Christan kreeg op 23 oktober 1887 een tweejarig verlof naar Nederland wegens ziekte en werd op 17 mei 1889 bevorderd tot kapitein; hij vroeg, in Nederland verblijvend, aan om bij het wapen der Marechaussee in Nederland te worden overgeplaatst en werd in afwachting daarvan gedetacheerd bij het depot van het tweede regiment huzaren te Haarlem, om zich in de kennis van paarden te bekwamen.[3] Uiteindelijk kon dit verzoek, met het oog op de promotie, niet worden toegestaan.[4] Bij terugkeer in Indië (per stoomschip Batavia) werd hij bij het zesde bataljon infanterie te Magelang ingedeeld, waarheen hij per gouverneur-generaal Meijer vertrok. Hij werd op 1 augustus 1891 overgeplaatst bij het tweede depotbataljon aldaar en in september van dat jaar overgeplaatst bij de garnizoenscompagnie van Bantam te Serang. In 1894 nam hij deel aan de Lombok-expeditie.

De Lombok-expeditie

Het was kwart voor vier toen Tjakra-Negara bereikt werd. De drie meter hoge poort (aan de oostkant) was gedeeltelijk afgesloten door een bamboedoeri-afsluiting, die reeds was aangebracht bij het vertrek van de colonne naar het binnenland. Niets verdachts deed zich voor en zonder enig onraad te vermoeden trok de troep de poort binnen. Na de spits, onder sergeant Demmeni, volgde de vóórtroep, onder luitenant Kalff, vervolgens de genie, onder luitenant F.W.C. van der Staay, de bergartillerie, onder luitenant Vis, en daarachter één sectie Europeanen, onder luitenant C.C. Musch; het geheel stond onder commando van kapitein Christan. De hoofdtroep, waarbij overste Van Lawick van Pabst en luitenant adjudant Hildering, bestond uit het overige gedeelte der Europeanen, een sectie inlanders van de tweede compagnie, onder luitenant Broekman, de ambulance, onder dokter Uljaki en de trein, onder luitenant der artillerie Van der Plank. De drie overige secties van de tweede compagnie vormden de achterhoede, onder kapitein Lindgreen. Ondertussen zaten duizenden Balinezen op de loer, te wachten op het afgesproken teken tot de aanval. Toen de troep geheel binnen was, knalde plotseling een schot, en bijna op hetzelfde ogenblik ratelde het repeteervuur door bamboekokers in de muur, en werden zware stenen op de troepen geslingerd. Door deze onverwachte aanval verrast, deinsden de manschappen een ogenblik terug. Voorwaarts! klonk het commando van de officieren, en bukkende, in de looppas, trachtte men zich tegen dat helse vuur te dekken, waartegen de Nederlandse manschappen niets vermochten.

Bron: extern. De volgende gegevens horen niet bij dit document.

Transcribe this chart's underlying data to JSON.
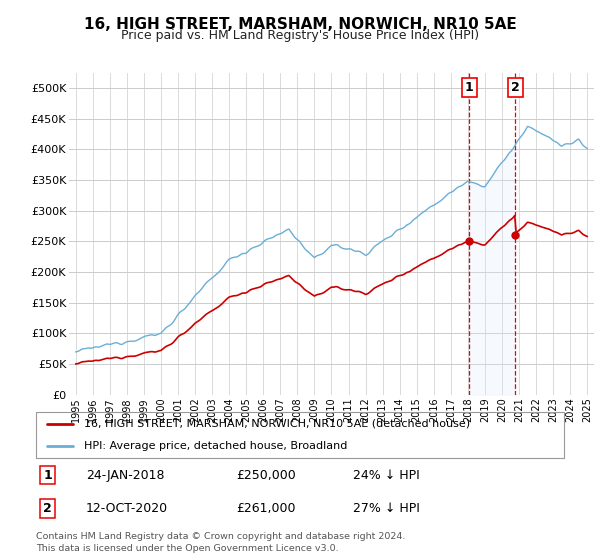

De weg hoopte zich weldra op met dode mensen, paarden en muildieren. De draagpaarden, door het vuur schichtig geworden, rukten zich los, holden door de gelederen en veroorzaakten verwarring. Omdat de zijpaden versperd waren, moesten de troepen noodzakelijk de weg volgen die de vijand hun met opzet had vrijgelaten. Op 200 meter van de poort maakte de weg een bocht naar het noorden, om 50 meter verder weer de oorspronkelijke richting te volgen. 800 meter van deze tweede kromming lag het oude bivak van het zesde bataljon infanterie. Het was bij die elleboog dat de voorhoede en hoofdtroep het meest geteisterd werden. De ambulance, die de hoofdtroep volgde, moest bij de eerste bocht standhouden om de gewonden op te nemen. Luitenant de Graaff liet zijn manschappen naar beide kanten front maken, om Uljaki de gelegenheid te geven de geblesseerden te doen opnemen en de zwaarst gewonden te verbinden. Met grote kalmte wijdde Uljaki zich aan zijn plicht en werd bijgestaan door fuselier Loverink (stamboeknummer 22611). Uljaki, vertrouwend op de grootmoedigheid van de vijand, verzocht De Graaff door te marcheren en hem te verlaten, zeggend dat de vijand wellicht de geneesheer en de gewonden zou sparen. De Graaff weigerde. Zolang ik nog één man heb, blijf ik bij je, was het besliste antwoord.[5]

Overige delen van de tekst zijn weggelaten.